ZACHARIAS:  Das tut natürlich ziemlich weh. Uns sind im unmittelbaren Vorfeld auch vier unserer besten Turner ausgefallen, das war schon kaum zu verkraften, und vom Männerteam hier eben nicht zu kompensieren.

Es muss jetzt zu Hause ein Umdenken einsetzen - das gilt für alle Disziplinen, außer vielleicht der Rhythmischen Sportgymnastik mit dem hervorragenden 4.Gruppenplatz - denn das Pech von Edita Schaufler, das war wirklich Pech, wie es im Sport eben nicht auszuschließen ist.
Andere Länder machen es uns vor, sie konzentrieren und bündeln die Kräfte, haben z. B. eine intensivere Lehrgangstätigkeit. 
Was unsere vom NOK nicht nach Sydney entsandten Mädchen anbetrifft - die hätten hier ganz sicher keine schlechte Figur gemacht!

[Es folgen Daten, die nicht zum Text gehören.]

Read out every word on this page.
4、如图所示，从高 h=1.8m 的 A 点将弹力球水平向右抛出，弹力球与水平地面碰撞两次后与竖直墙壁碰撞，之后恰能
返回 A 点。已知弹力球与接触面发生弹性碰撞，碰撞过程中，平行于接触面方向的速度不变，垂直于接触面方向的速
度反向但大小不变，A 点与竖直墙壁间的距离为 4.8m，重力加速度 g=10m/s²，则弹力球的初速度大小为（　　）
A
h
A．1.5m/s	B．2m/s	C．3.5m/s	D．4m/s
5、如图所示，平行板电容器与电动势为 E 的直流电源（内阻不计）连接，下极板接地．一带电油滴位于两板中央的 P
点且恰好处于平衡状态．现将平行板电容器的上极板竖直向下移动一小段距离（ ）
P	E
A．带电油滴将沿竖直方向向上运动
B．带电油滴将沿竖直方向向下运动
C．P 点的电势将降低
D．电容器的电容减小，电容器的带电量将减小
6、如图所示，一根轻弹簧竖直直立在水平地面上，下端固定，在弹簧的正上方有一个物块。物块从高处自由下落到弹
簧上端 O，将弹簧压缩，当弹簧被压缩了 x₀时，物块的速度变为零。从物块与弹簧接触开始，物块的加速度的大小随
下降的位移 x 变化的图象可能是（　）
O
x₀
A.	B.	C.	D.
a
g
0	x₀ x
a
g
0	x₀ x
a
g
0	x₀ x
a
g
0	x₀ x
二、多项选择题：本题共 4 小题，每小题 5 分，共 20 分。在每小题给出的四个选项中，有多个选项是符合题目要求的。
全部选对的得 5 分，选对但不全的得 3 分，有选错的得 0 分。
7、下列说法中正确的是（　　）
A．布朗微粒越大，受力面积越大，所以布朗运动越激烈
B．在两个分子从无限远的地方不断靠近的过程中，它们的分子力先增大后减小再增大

Diesen Standpunkt habe ich ja auch vor den Spielen entsprechend vertreten. Ganz sicher werden wir verstärkt Veränderungen in der Nachwuchsentwicklung unternehmen müssen.

GYMmedia:   Das waren die letzten Olympischen Spiele in Ihrer Funktion als Vize-Präsident Sport im DTB, und nun...?

ZACHARIAS:  Mit der neuen Struktur, die vom Deutschen Turntag im Herbst umgesetzt wird, ist kein Platz mehr für mich - da müssen jetzt andere ran, Eduard Friedrich und Rosemarie Napp, vorausgesetzt, sie werden von den Delegierten gewählt. Ich stehe aber dann im Bereich Sportartenentwicklung sicher für eine starke und gute Kooperation wieder zur Verfügung.

GYMmedia:   Vielen Dank und gute Heimreise nach Deutschland!